Parallel codes in CPU and GPU were developed for the resolution of free-surface flow for open channels. Numerical parallelization was achieved by using the explicit Hartree method applied to the Saint-Venant equations, and by making linear the equations for external and internal boundary conditions. As the trajectories of the gates, boundary conditions, and off-take withdrawals can be modeled with piece-wise functions due to the flow behavior in irrigation canals, the prediction horizon has been discretized in Regulation Period and Jump Step. Taking these ideas into account, a solver has been implemented that solves the non-linear Jump Step part on the CPU and the linear Regulation Period part on the GPU.
The Corning Canal benchmark test 2.2 by the ASCE Task Committee on Canal Automation Algorithms was used for the performance evaluation. It was found that the parallel version in C-CUDA in GPU allows the problem to be solved in much less time than the FORTRAN version in CPU.
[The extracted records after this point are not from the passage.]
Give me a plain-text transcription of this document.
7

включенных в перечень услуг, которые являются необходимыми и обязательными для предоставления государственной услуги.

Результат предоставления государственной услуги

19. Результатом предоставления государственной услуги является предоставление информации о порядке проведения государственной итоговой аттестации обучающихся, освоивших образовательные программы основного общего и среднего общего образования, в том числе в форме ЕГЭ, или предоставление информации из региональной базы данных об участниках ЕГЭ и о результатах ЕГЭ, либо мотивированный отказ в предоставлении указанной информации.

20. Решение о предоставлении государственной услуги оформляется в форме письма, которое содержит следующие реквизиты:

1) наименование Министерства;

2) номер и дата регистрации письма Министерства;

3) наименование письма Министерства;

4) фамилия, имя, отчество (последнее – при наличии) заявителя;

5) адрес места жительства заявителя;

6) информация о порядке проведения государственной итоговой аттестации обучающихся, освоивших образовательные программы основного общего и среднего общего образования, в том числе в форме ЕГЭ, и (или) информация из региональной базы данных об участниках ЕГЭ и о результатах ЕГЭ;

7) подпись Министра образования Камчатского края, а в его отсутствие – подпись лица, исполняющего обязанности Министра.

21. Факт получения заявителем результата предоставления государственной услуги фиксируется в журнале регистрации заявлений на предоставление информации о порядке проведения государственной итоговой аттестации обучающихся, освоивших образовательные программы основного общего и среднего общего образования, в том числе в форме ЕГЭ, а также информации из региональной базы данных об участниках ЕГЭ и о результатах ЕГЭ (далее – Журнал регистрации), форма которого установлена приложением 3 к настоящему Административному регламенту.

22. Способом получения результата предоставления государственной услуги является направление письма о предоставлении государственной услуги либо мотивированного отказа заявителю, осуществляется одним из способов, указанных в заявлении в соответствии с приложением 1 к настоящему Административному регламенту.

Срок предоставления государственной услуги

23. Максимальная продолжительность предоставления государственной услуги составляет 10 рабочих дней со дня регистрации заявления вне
Finally, a study of the sensitivity of the ratio of computation speed to the level of discretization has been carried out. As a result, the existence of a trend change limit point is suggested. This point is associated with specific computer equipment used by the calculations. Discretization below this point gives lower speed ratios and their behavior seems to be linear and less sensitive to changes in discretization. In contrast, dense discretization is more sensitive to changes in the cell size.
DATA AVAILABILITY STATEMENT
All relevant data are included in the paper or its Supplementary Information.